A new study published last Monday on 8th March cautioned stating that financial and banking institutions in India have been the most preferred target for cyberattacks by con men. At least 32 Indian firms were attacked by hackers who exploited vulnerabilities on unpatched Microsoft business emails.
However according to Check Point Research, the organizations of finance and banking (28 percent) are being preceded by government/military (16 percent), manufacturing (12.5 percent), insurance/legal (9.5 percent) in the list of attacked institutions. Overall, in the past few years, hacking operations have multiplied over six times (or tripled) in companies utilizing resources of unpatched on-site servers.
The most attacked country, without a doubt, was the US (21 percent of all exploit attempts), it was preceded by the Netherlands (12 percent) and Turkey (12 percent) along with India. The industry sector was mostly aimed at government/military (27% of all operations), and then production (22%), accompanied by software vendors (9%), researchers pointed out.
"A full race has started among hackers and security professionals. Global experts are using massive preventative efforts to combat hackers who are working day-in and day-out to produce an exploit that can successfully leverage the remote code execution vulnerabilities in Microsoft Exchange," said the researchers from the cybersecurity firm.
Amid reports that some five separate hacker organizations target Microsoft's company email servers, a new family of ransomware has also been found by the tech giant. Identified as "DearCry," the latest ransomware is "used after an initial compromise of unpatched on-premises Exchange servers," stated Microsoft last week in a tweet. The vulnerabilities are the same as those that Microsoft connects with a recent hacking community named Hafnium, which is funded by China.
A patch for its Exchange Server service, the world's most common email server, was released by Microsoft on 3rd March. The Exchange server provides both incoming and outgoing emails, calendar invites, and nearly everything available within Outlook.
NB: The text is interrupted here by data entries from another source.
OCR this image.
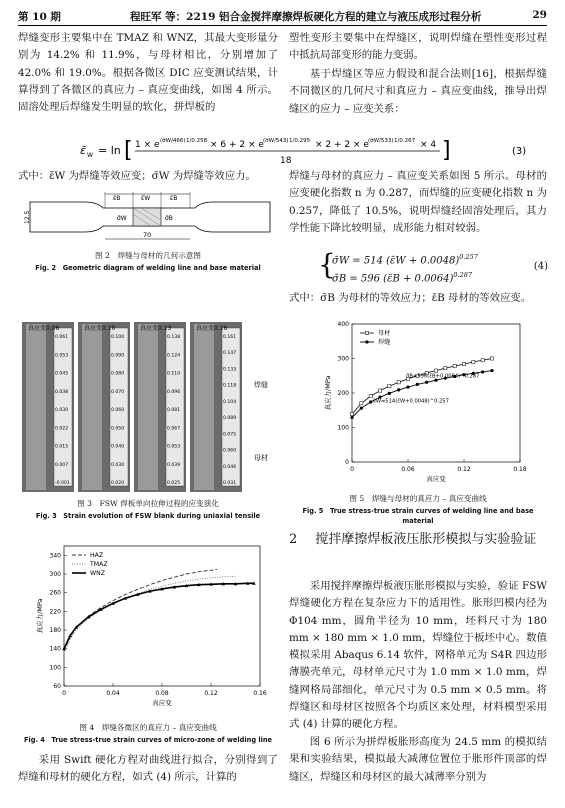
第 10 期	程旺军 等：2219 铝合金搅拌摩擦焊板硬化方程的建立与液压成形过程分析	29
焊缝变形主要集中在 TMAZ 和 WNZ，其最大变形量分别为 14.2% 和 11.9%，与母材相比，分别增加了 42.0% 和 19.0%。根据各微区 DIC 应变测试结果，计算得到了各微区的真应力 – 真应变曲线，如图 4 所示。固溶处理后焊缝发生明显的软化，拼焊板的
ε̄ W = ln [ 1 × e (σ̄W/466) 1/0.258 × 6 + 2 × e (σ̄W/543) 1/0.295 × 2 + 2 × e (σ̄W/533) 1/0.267 × 4
18	]	(3)
式中：ε̄W 为焊缝等效应变；σ̄W 为焊缝等效应力。
ε̄B	ε̄W	ε̄B
σ̄W	σ̄B
70
12.5
图 2　焊缝与母材的几何示意图
Fig. 2　Geometric diagram of welding line and base material
0.061
0.053
0.045
0.038
0.030
0.022
0.015
0.007
-0.001
真应变0.06
0.100
0.090
0.080
0.070
0.060
0.050
0.040
0.030
0.020
真应变0.10
0.138
0.124
0.110
0.096
0.081
0.067
0.053
0.039
0.025
真应变0.13
0.161
0.147
0.133
0.118
0.104
0.089
0.075
0.060
0.046
0.031
真应变0.16
焊缝
母材
图 3　FSW 焊板单向拉伸过程的应变演化
Fig. 3　Strain evolution of FSW blank during uniaxial tensile
0	0.04	0.08	0.12	0.16
60
100
140
180
220
260
300
340
真应变
真应力/MPa
HAZ
TMAZ
WNZ
图 4　焊缝各微区的真应力 – 真应变曲线
Fig. 4　True stress-true strain curves of micro-zone of welding line
采用 Swift 硬化方程对曲线进行拟合，分别得到了焊缝和母材的硬化方程，如式 (4) 所示，计算的
塑性变形主要集中在焊缝区，说明焊缝在塑性变形过程中抵抗局部变形的能力变弱。
基于焊缝区等应力假设和混合法则[16]，根据焊缝不同微区的几何尺寸和真应力 – 真应变曲线，推导出焊缝区的应力 – 应变关系：
焊缝与母材的真应力 – 真应变关系如图 5 所示。母材的应变硬化指数 n 为 0.287，而焊缝的应变硬化指数 n 为 0.257，降低了 10.5%，说明焊缝经固溶处理后，其力学性能下降比较明显，成形能力相对较弱。
{
σ̄W = 514 (ε̄W + 0.0048)$^{0.257}$
σ̄B = 596 (ε̄B + 0.0064)$^{0.287}$
(4)
式中：σ̄B 为母材的等效应力；ε̄B 母材的等效应变。
0	0.06	0.12	0.18
0
100
200
300
400
真应变
真应力/MPa
母材
焊缝
σ̄B=596(ε̄B+0.0064)^0.287
σ̄W=514(ε̄W+0.0048)^0.257
图 5　焊缝与母材的真应力 – 真应变曲线
Fig. 5　True stress-true strain curves of welding line and base material
2 搅拌摩擦焊板液压胀形模拟与实验验证
采用搅拌摩擦焊板液压胀形模拟与实验，验证 FSW 焊缝硬化方程在复杂应力下的适用性。胀形凹模内径为 Φ104 mm，圆角半径为 10 mm，坯料尺寸为 180 mm × 180 mm × 1.0 mm，焊缝位于板坯中心。数值模拟采用 Abaqus 6.14 软件，网格单元为 S4R 四边形薄膜壳单元，母材单元尺寸为 1.0 mm × 1.0 mm，焊缝网格局部细化，单元尺寸为 0.5 mm × 0.5 mm。将焊缝区和母材区按照各个均质区来处理，材料模型采用式 (4) 计算的硬化方程。
图 6 所示为拼焊板胀形高度为 24.5 mm 的模拟结果和实验结果，模拟最大减薄位置位于胀形件顶部的焊缝区，焊缝区和母材区的最大减薄率分别为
In January, two vulnerabilities were identified by DEVCORE's Orange Tsai, a security company based in Taiwan. Microsoft was unaware of the full magnitudes of these results and was asked to examine its Exchange server more closely. Five more important vulnerabilities were identified in the research. These vulnerabilities enable an attacker to check messages without authenticating from an Exchange server or accessing an email account. Additional vulnerability chaining helps attackers to take over all the mail servers entirely.
"If your organization's Microsoft Exchange server is exposed to the internet, and if it has not been updated with the latest patches, nor protected by a third-party software, then you should assume the server is completely compromised," warned Lotem Finkelsteen, Manager of Threat Intelligence, Check Point Software.